I'll leave the four films' worth of canon and continuity to the experts, but here's the deal on Fast Five: Paul Walker, Vin Diesel, and the still adorable Jordana Brewster are wanted fugitives who are scraping by in Rio de Janeiro. They take an ill-advised heist job (stealing cars off of a moving train, those nuts!), which leads to some murders, an alleged betrayal, a not-so-shocking personal revelation from the female of the trio, a lot of trouble with the local crime boss, a scheme to steal $110 million from the aforementioned sleazebag, and a crazy escape plan somewhere down the line. Oh, also The Rock (AKA Dwayne Johnson) is in this one, and he's having a whole lot of sweaty fun as a no-nonsense federal agent who kicks eleven shades of ass. Returning from various entries to add some much-needed personality to the proceedings are Tyrese Gibson, Sung Kang, Ludacris, and Matt Schulze.

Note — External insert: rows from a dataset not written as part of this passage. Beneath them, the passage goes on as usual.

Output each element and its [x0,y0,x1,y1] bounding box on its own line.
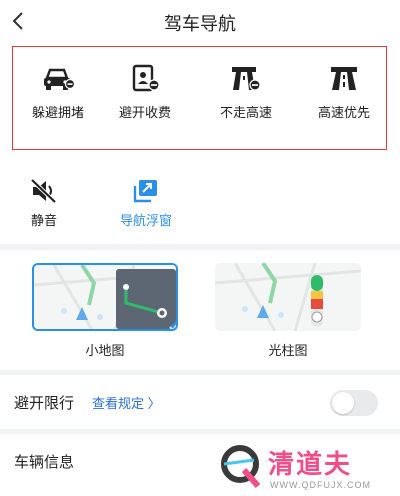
vehicle-info-label: 车辆信息 [14,454,75,471]
page-title: 驾车导航 [164,14,236,34]
avoid-toll-icon [132,64,160,92]
avoid-restriction-row: 避开限行 查看规定 〉 [0,375,400,429]
map-style-label: 小地图 [85,343,125,358]
car-avoid-congestion-icon [44,68,75,90]
map-style-light-column[interactable] [215,263,361,331]
toggle-knob [332,392,354,414]
map-style-mini-map[interactable] [32,263,178,331]
pref-label: 躲避拥堵 [31,105,84,120]
no-highway-icon [232,67,261,91]
watermark-logo-icon [221,445,261,488]
route-settings-card: 躲避拥堵 避开收费 不走高速 高速优先 静音 导航浮窗 [0,44,400,244]
option-label: 静音 [30,213,57,228]
option-mute[interactable]: 静音 [14,178,74,229]
map-style-card: 小地图 光柱图 [0,250,400,370]
watermark-url: WWW.QDFUJX.COM [270,480,371,490]
watermark-brand: 清道夫 [268,449,353,479]
pref-label: 不走高速 [219,105,272,120]
avoid-restriction-label: 避开限行 [14,395,75,412]
pref-avoid-congestion[interactable]: 躲避拥堵 [18,64,98,121]
mute-speaker-icon [30,178,57,204]
highway-first-icon [331,67,357,90]
floating-window-icon [133,180,157,203]
mini-map-preview [34,265,176,329]
pref-label: 避开收费 [118,105,171,120]
pref-label: 高速优先 [317,105,370,120]
option-label: 导航浮窗 [119,213,172,228]
watermark: 清道夫 WWW.QDFUJX.COM [214,436,400,496]
option-float-window[interactable]: 导航浮窗 [114,178,178,229]
pref-avoid-toll[interactable]: 避开收费 [105,64,185,121]
pref-no-highway[interactable]: 不走高速 [206,64,286,121]
light-column-preview [215,263,361,331]
view-rules-link[interactable]: 查看规定 〉 [92,393,161,412]
map-style-label: 光柱图 [268,343,308,358]
avoid-restriction-toggle[interactable] [330,390,378,416]
nav-header: 驾车导航 [0,0,400,44]
pref-highway-first[interactable]: 高速优先 [304,64,384,121]
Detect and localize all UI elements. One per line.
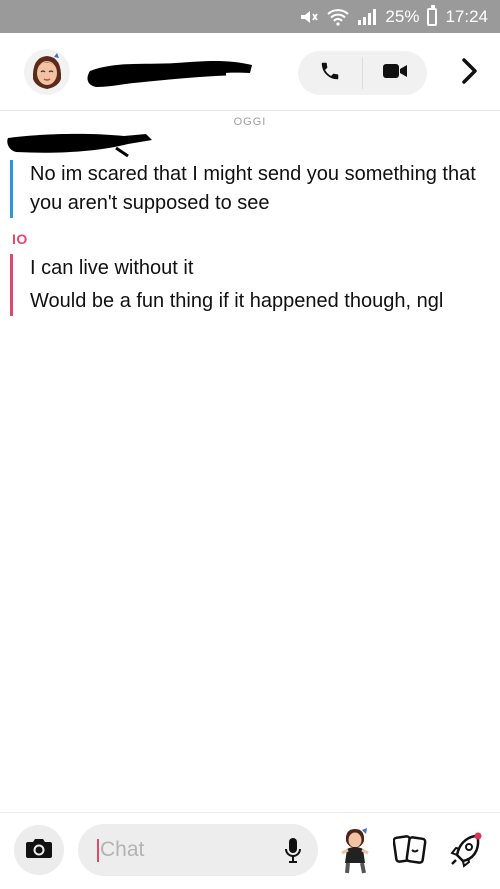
status-icons: 25% 17:24 (299, 5, 488, 28)
message-text[interactable]: I can live without it (30, 254, 480, 283)
chat-header (0, 33, 500, 111)
bitmoji-icon[interactable] (338, 827, 372, 880)
camera-button[interactable] (14, 825, 64, 875)
contact-avatar[interactable] (24, 49, 70, 95)
rocket-icon[interactable] (449, 831, 483, 874)
microphone-icon[interactable] (284, 837, 302, 870)
wifi-icon (327, 8, 350, 26)
chat-input-bar: Chat (0, 812, 500, 889)
redacted-sender-name (7, 133, 152, 158)
chevron-right-icon[interactable] (460, 57, 478, 90)
clock: 17:24 (445, 7, 488, 26)
video-call-button[interactable] (363, 51, 427, 95)
phone-icon (319, 60, 341, 87)
chat-input[interactable]: Chat (78, 824, 318, 876)
message-text[interactable]: No im scared that I might send you somet… (30, 160, 480, 218)
my-message-group: I can live without it Would be a fun thi… (10, 254, 480, 316)
battery-icon (427, 5, 438, 26)
redacted-contact-name (87, 61, 252, 87)
sender-label-me: IO (12, 231, 28, 247)
call-actions (298, 51, 427, 95)
voice-call-button[interactable] (298, 51, 362, 95)
mute-icon (299, 9, 319, 25)
battery-percent: 25% (385, 7, 420, 26)
signal-icon (357, 9, 377, 25)
message-text[interactable]: Would be a fun thing if it happened thou… (30, 287, 480, 316)
text-cursor (97, 839, 99, 862)
friend-message-group: No im scared that I might send you somet… (10, 160, 480, 218)
chat-placeholder: Chat (100, 838, 145, 861)
video-camera-icon (382, 62, 408, 85)
camera-icon (25, 836, 53, 865)
cards-icon[interactable] (392, 833, 427, 872)
status-bar: 25% 17:24 (0, 0, 500, 33)
date-separator: OGGI (233, 116, 267, 128)
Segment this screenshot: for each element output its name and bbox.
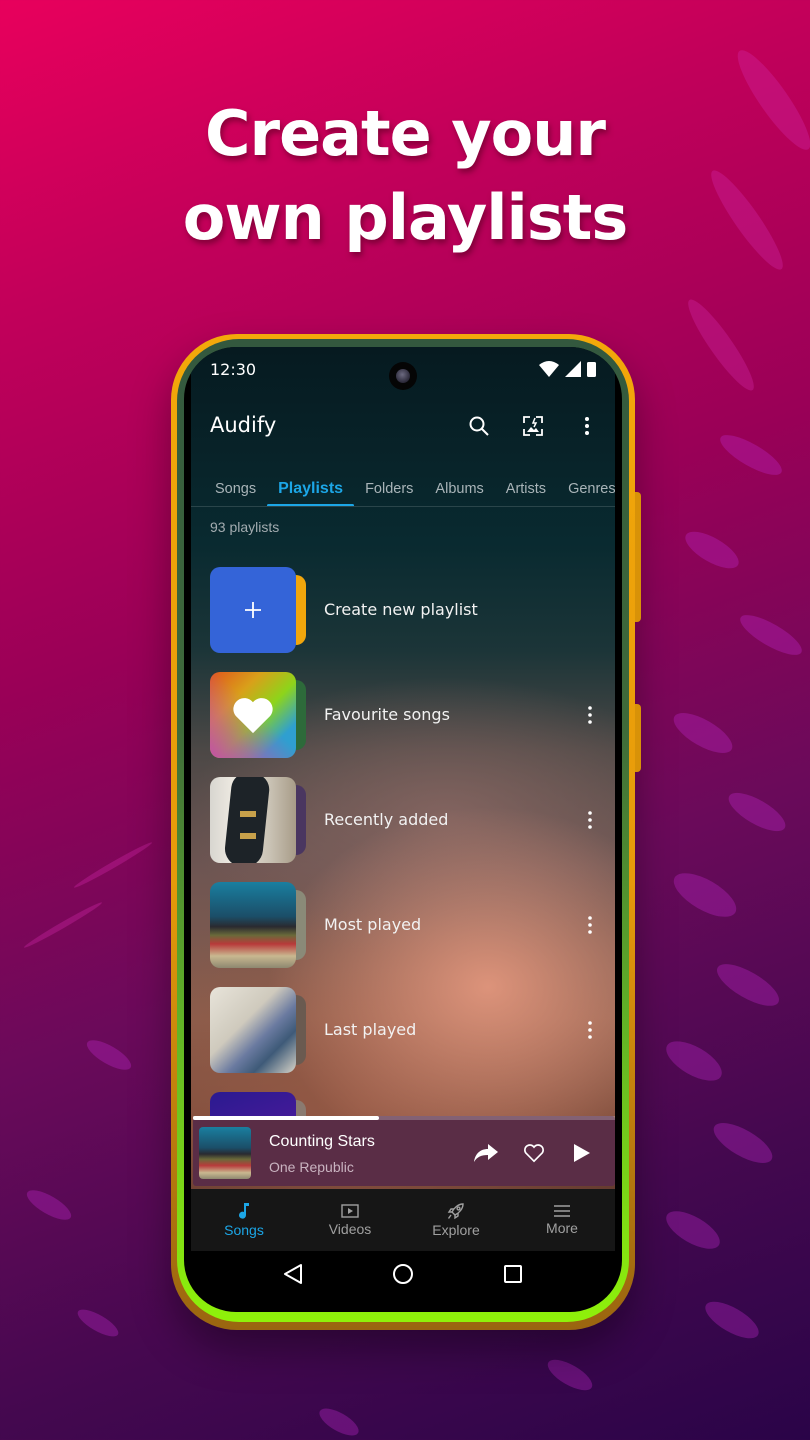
more-options-button[interactable] [572,411,602,441]
nav-label: Songs [224,1222,264,1238]
nav-label: Videos [328,1221,372,1237]
row-more-button[interactable] [578,910,602,940]
video-icon [341,1204,359,1218]
more-vert-icon [585,417,589,435]
status-time: 12:30 [210,360,257,379]
share-button[interactable] [471,1138,501,1168]
row-more-button[interactable] [578,1015,602,1045]
play-button[interactable] [567,1138,597,1168]
back-button[interactable] [278,1259,308,1289]
tab-artists[interactable]: Artists [495,481,557,506]
nav-songs[interactable]: Songs [191,1189,297,1251]
create-playlist-row[interactable]: Create new playlist [210,557,602,662]
rocket-icon [447,1203,464,1220]
now-playing-artist: One Republic [269,1159,354,1175]
heart-icon [233,697,273,733]
recents-icon [504,1265,522,1283]
headline-line-1: Create your [205,97,606,170]
tab-albums[interactable]: Albums [424,481,494,506]
share-icon [474,1144,498,1162]
category-tabs: Songs Playlists Folders Albums Artists G… [191,467,615,507]
more-vert-icon [588,1020,592,1039]
heart-outline-icon [524,1144,544,1163]
sheet-music-thumbnail [210,986,296,1073]
more-vert-icon [588,915,592,934]
row-label: Most played [324,915,422,934]
playlist-row[interactable]: Last played [210,977,602,1082]
mini-player[interactable]: Counting Stars One Republic [193,1116,615,1186]
row-more-button[interactable] [578,700,602,730]
now-playing-title: Counting Stars [269,1133,375,1150]
favourite-thumbnail [210,671,296,758]
nav-videos[interactable]: Videos [297,1189,403,1251]
nav-label: More [546,1220,578,1236]
app-title: Audify [210,413,277,437]
plus-icon [245,601,261,618]
favourite-button[interactable] [519,1138,549,1168]
search-icon [469,416,489,436]
status-bar: 12:30 [184,347,622,391]
back-icon [284,1264,302,1284]
tab-genres[interactable]: Genres [557,481,615,506]
recents-button[interactable] [498,1259,528,1289]
mixing-console-thumbnail [210,881,296,968]
music-note-icon [239,1203,249,1219]
power-button [635,704,641,772]
playlist-list: Create new playlist Favourite songs Rece… [210,557,602,1187]
theme-button[interactable] [518,411,548,441]
nav-label: Explore [432,1222,480,1238]
phone-frame: 12:30 Audify Songs Playlists Folders Alb… [171,334,641,1330]
phone-screen: 12:30 Audify Songs Playlists Folders Alb… [184,347,622,1312]
volume-button [635,492,641,622]
playlist-row[interactable]: Favourite songs [210,662,602,767]
play-icon [574,1144,590,1162]
row-label: Last played [324,1020,417,1039]
front-camera [389,362,417,390]
more-vert-icon [588,705,592,724]
playback-progress-fill [193,1116,379,1120]
headline-line-2: own playlists [182,181,629,254]
search-button[interactable] [464,411,494,441]
playlist-count: 93 playlists [210,519,280,535]
cell-signal-icon [565,361,581,377]
tab-songs[interactable]: Songs [191,481,267,506]
bottom-navigation: Songs Videos Explore More [191,1189,615,1251]
guitar-thumbnail [210,776,296,863]
app-bar: Audify [210,403,602,451]
system-navigation-bar [184,1246,622,1312]
playlist-row[interactable]: Recently added [210,767,602,872]
row-label: Recently added [324,810,449,829]
wifi-icon [539,361,559,377]
now-playing-artwork [199,1127,251,1179]
home-icon [393,1264,413,1284]
nav-more[interactable]: More [509,1189,615,1251]
tab-folders[interactable]: Folders [354,481,424,506]
promo-headline: Create your own playlists [0,92,810,260]
battery-icon [587,362,596,377]
menu-icon [554,1205,570,1217]
playback-progress[interactable] [193,1116,615,1120]
nav-explore[interactable]: Explore [403,1189,509,1251]
theme-image-icon [523,416,543,436]
row-more-button[interactable] [578,805,602,835]
create-playlist-tile [210,566,296,653]
home-button[interactable] [388,1259,418,1289]
row-label: Favourite songs [324,705,450,724]
more-vert-icon [588,810,592,829]
row-label: Create new playlist [324,600,478,619]
tab-playlists[interactable]: Playlists [267,480,355,506]
playlist-row[interactable]: Most played [210,872,602,977]
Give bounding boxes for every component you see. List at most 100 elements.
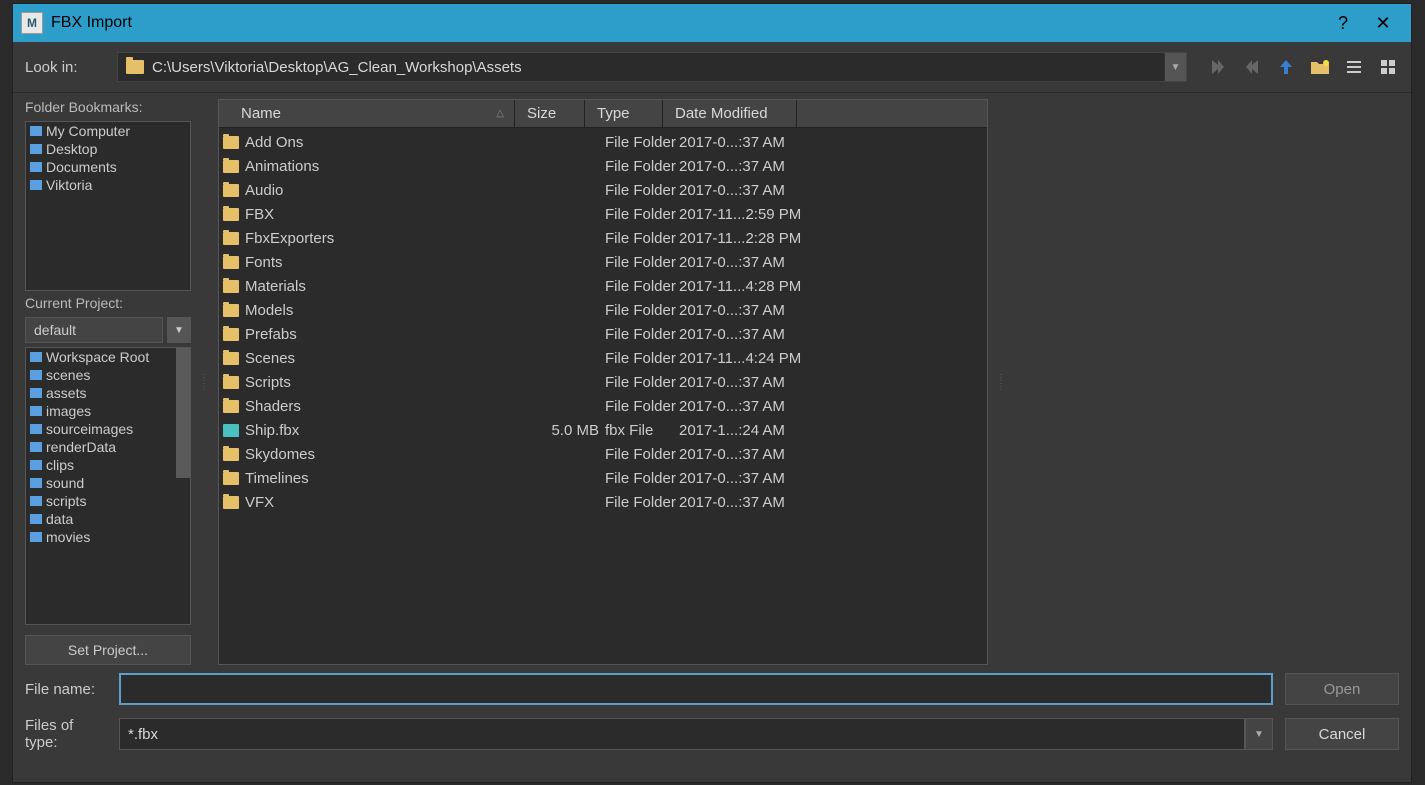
bookmark-item[interactable]: My Computer [26, 122, 190, 140]
file-date: 2017-0...:37 AM [679, 254, 819, 271]
workspace-item[interactable]: data [26, 510, 190, 528]
file-name: Scenes [245, 350, 535, 367]
file-type: File Folder [605, 134, 679, 151]
file-row[interactable]: ScriptsFile Folder2017-0...:37 AM [219, 370, 987, 394]
file-row[interactable]: Scenes File Folder2017-11...4:24 PM [219, 346, 987, 370]
col-size[interactable]: Size [515, 100, 585, 127]
file-date: 2017-0...:37 AM [679, 182, 819, 199]
file-row[interactable]: TimelinesFile Folder2017-0...:37 AM [219, 466, 987, 490]
file-row[interactable]: AudioFile Folder2017-0...:37 AM [219, 178, 987, 202]
col-type[interactable]: Type [585, 100, 663, 127]
file-row[interactable]: ShadersFile Folder2017-0...:37 AM [219, 394, 987, 418]
file-name: Add Ons [245, 134, 535, 151]
file-list[interactable]: Add OnsFile Folder2017-0...:37 AMAnimati… [219, 128, 987, 664]
folder-icon [223, 448, 239, 461]
file-row[interactable]: SkydomesFile Folder2017-0...:37 AM [219, 442, 987, 466]
workspace-item[interactable]: Workspace Root [26, 348, 190, 366]
workspace-item[interactable]: scenes [26, 366, 190, 384]
new-folder-icon[interactable] [1309, 56, 1331, 78]
col-date[interactable]: Date Modified [663, 100, 797, 127]
workspace-item[interactable]: sourceimages [26, 420, 190, 438]
folder-icon [30, 532, 42, 542]
folder-icon [223, 136, 239, 149]
folder-icon [223, 496, 239, 509]
file-date: 2017-0...:37 AM [679, 158, 819, 175]
window-title: FBX Import [51, 14, 1323, 32]
bottom-panel: File name: Open Files of type: *.fbx ▼ C… [13, 665, 1411, 771]
set-project-button[interactable]: Set Project... [25, 635, 191, 665]
workspace-item[interactable]: sound [26, 474, 190, 492]
file-row[interactable]: Add OnsFile Folder2017-0...:37 AM [219, 130, 987, 154]
help-button[interactable]: ? [1323, 4, 1363, 42]
path-input[interactable]: C:\Users\Viktoria\Desktop\AG_Clean_Works… [117, 52, 1187, 82]
file-row[interactable]: MaterialsFile Folder2017-11...4:28 PM [219, 274, 987, 298]
close-button[interactable]: ✕ [1363, 4, 1403, 42]
bookmark-forward-icon[interactable] [1241, 56, 1263, 78]
folder-icon [223, 352, 239, 365]
file-type: File Folder [605, 350, 679, 367]
up-folder-icon[interactable] [1275, 56, 1297, 78]
resize-handle-right[interactable]: ⋮⋮ [1000, 99, 1003, 665]
file-date: 2017-0...:37 AM [679, 398, 819, 415]
folder-icon [223, 280, 239, 293]
file-row[interactable]: FontsFile Folder2017-0...:37 AM [219, 250, 987, 274]
maya-app-icon: M [21, 12, 43, 34]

While the hardcore fans of the franchise may be dismayed at how Fast Five avoids the "car culture" gimmick that ran rampant through the earlier films, I'd chalk that up to the producers trying to make their "part 5" something of a fresh start. There may be a lot of familiar faces here, but this series is a huge money-maker, and the changes made (to make the stuff a bit more "mainstream," perhaps) are actually what make it seem refreshingly new. That's not to say that Fast Five avoids all the potholes that marred the earlier flicks: despite an opening and a finale that deliver the goods (and then some), there's a palpable "sag" in the second act of Fast Five that almost brings all the fun to a halt. It's admirable that screenwriter Chris Morgan and director Justin Lin seem to have a newfound affection for the suddenly large "Fast" ensemble, but there can be too much of a good thing. Fast Five wedges virtually all of its character development, sidekick comedy banter, quiet moments of ostensible emotion, and general "soap opera stuff" into one 45-minute chunk that really could have offered us a gunfight or an explosion as some colorful respite ...

So the pacing is egregiously "off" in the mid-section of an unnecessarily long (130 minute) "part 5" action sequel. That's a legitimate gripe, I think, but, to its credit, Fast Five patches some of the holes with several unexpectedly outrageous action sequences: Diesel and The Rock brawl in a powerful fist fight; a nasty gunfight breaks out in the middle of nowhere; Walker does a cool leap off a train ... and then a building; and the finale (involving two cars, one safe, and a complete disregard for the laws of physics) is quite simply something to stare at, wide-eyed and chuckling. If Fast Five suffers from a bit too much in the chatty Cathy department, then it certainly apologizes by presenting huge crazy action in an enjoyably "viewable" style.

And by that I mean this: even if you're not as charitable towards the Fast Five screenplay as was yours truly, it's getting really hard to deny that Justin Lin is one fantastic director of action. His crashes, chases, and crazy escapes may have been standard on the page, but this director puts his camera in some truly creative places. Effort like that on a "part 5" is not too common; results as unexpectedly entertaining as Fast Five are rarer still.